For many years I had this feeling that I could NOT identify. It was a memory type feeling. even though it was a memory, physically sometimes I could feel it. I would go over it in My mind and wonder what the feeling was... It was not any feeling that I had actually felt during sexual intercourse, or any thing else that happened during sex but just a feeling down there that once in a while I would physically feel. It happened quit by accident that I discovered what had caused the feeling...but it was like a light bulb moment....

At that point I  realized what had caused that problem. as I said I do not know the who, when where... I was abused by My first step Dad so probably it was him...he has long been dead. He was in My life since I was one +. I did confront him when I was grown up... by then he was senile or playing senile so he had no idea what i was talking about!  :stars: :stars: Either he was in a state of denial OR I was nothing more than a toy for him. His father was also somewhat abusive as he used to french kiss me and my sister. Step Dad's sister I think was sexually abused.   

At this point I do not know what to do with this NEW information... maybe the inner child will reveal more to me at one point.
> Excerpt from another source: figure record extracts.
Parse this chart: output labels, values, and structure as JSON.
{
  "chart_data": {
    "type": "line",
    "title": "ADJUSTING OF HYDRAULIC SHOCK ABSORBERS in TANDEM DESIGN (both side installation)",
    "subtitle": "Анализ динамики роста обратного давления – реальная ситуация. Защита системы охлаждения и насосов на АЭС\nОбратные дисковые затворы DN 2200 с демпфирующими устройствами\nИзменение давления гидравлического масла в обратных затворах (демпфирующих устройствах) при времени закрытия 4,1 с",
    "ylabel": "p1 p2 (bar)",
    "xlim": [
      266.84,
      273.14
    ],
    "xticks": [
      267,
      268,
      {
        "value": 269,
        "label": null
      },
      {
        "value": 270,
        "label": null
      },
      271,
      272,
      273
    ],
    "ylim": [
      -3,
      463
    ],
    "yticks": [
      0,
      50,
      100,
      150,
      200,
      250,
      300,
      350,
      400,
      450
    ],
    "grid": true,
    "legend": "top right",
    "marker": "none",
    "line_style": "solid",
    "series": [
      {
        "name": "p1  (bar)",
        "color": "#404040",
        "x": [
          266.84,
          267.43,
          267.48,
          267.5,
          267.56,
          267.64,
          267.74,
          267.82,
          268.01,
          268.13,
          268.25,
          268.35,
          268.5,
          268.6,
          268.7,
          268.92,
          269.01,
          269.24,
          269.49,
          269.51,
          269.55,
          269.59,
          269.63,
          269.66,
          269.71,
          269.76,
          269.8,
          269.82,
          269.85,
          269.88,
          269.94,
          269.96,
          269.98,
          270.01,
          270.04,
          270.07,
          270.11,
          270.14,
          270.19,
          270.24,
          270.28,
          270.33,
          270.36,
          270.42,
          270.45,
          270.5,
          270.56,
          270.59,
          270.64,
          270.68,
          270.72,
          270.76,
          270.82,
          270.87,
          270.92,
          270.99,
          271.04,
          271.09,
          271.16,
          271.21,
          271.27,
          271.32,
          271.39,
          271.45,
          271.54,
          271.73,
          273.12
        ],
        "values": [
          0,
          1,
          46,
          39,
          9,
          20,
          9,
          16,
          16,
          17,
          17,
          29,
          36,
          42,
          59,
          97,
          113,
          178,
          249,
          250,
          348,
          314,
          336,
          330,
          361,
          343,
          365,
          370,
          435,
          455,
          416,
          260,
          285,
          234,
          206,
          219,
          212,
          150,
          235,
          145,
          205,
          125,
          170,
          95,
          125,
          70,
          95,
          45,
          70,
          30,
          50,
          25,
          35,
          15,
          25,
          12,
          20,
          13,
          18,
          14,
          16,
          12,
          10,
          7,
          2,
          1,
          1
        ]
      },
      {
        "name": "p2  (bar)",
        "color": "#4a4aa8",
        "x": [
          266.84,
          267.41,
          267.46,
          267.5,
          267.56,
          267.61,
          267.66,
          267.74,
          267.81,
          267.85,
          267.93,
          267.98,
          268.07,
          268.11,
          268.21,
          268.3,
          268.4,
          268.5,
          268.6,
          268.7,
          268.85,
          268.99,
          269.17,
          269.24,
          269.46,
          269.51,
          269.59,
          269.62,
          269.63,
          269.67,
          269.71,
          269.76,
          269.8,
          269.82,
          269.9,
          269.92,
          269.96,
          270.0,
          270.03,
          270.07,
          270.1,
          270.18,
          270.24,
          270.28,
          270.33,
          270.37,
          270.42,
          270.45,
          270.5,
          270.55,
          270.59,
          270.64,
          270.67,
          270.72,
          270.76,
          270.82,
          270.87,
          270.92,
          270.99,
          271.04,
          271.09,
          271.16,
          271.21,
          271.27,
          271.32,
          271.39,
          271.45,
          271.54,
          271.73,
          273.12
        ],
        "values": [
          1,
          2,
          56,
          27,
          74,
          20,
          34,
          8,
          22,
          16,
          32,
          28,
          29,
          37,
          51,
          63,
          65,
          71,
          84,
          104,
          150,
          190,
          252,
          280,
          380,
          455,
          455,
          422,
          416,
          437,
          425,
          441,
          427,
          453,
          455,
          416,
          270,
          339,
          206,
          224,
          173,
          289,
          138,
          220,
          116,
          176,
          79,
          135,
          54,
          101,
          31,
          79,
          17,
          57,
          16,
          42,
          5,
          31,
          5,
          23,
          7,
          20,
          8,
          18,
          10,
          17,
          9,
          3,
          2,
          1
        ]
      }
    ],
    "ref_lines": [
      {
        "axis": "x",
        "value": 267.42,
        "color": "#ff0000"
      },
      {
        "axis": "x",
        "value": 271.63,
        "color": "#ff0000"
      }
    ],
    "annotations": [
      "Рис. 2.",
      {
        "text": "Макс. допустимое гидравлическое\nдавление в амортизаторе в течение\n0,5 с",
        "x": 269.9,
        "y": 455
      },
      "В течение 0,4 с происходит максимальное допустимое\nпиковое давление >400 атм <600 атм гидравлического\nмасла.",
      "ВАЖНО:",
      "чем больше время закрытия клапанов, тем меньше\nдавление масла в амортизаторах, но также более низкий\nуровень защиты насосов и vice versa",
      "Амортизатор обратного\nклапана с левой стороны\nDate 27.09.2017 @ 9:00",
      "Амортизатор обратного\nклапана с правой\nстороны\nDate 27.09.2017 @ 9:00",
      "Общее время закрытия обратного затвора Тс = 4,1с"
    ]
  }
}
I guess all this WORK I have been doing is causing things to stir in My brain. Maybe just recognizing this fact is healing in it own right?  :blink: :yes: otherwise I am just going to wait and see what comes up next!

Keep on keeping on!
Title: Re: Emotional incest and enmeshment
Post by: Butterfly on November 10, 2014, 09:06:04 PM
Oh so terribly sorry and big hug.
:bighug:
Can think of no words.
Title: Re: Emotional incest and enmeshment
Post by: schrödinger's cat on November 11, 2014, 07:48:39 AM
No words either, but I'm glad you're here and talking about it. Silence is distressing enough, if it's not voluntary. All the best for your continued recovery - it's amazing to see how much has happened in just a few weeks, and how far you've come already.   :hug:
Title: Re: Emotional incest and enmeshment
Post by: Badmemories on November 26, 2014, 04:49:48 PM
@ be healthy. :hug: :bighug:

Right now that is what I am having trouble with...how much to reveal to myself. I love this group and I am seeing great progress! I have been real resistant to buying Pete Walkers book. I have been buying the books on abuse etc. I realized this week that I am STILL buying books to help me understand OTHER people and How the abuse happened! So today I finally the  a book by Pete Walker, also
DBT® Skills Training Handouts and Worksheets, Second Edition by Marsha M. Linehan PhD ABPP. although I have great links to some very good DBT/Cbt I think that it will be easier to just have a book! I need to get my printer working. but haven't. :blink:  I also ordered a journal for PS (my inner child) It was a journal that My grandaughter had and PS did not want anything else but that! so, I finally found the one she wanted  ;D. I have been trying to Play with My grandaughter more...coloring, playing games etc. I think PS likes it. Amazing how the enmeshment did not allow me to have a childhood!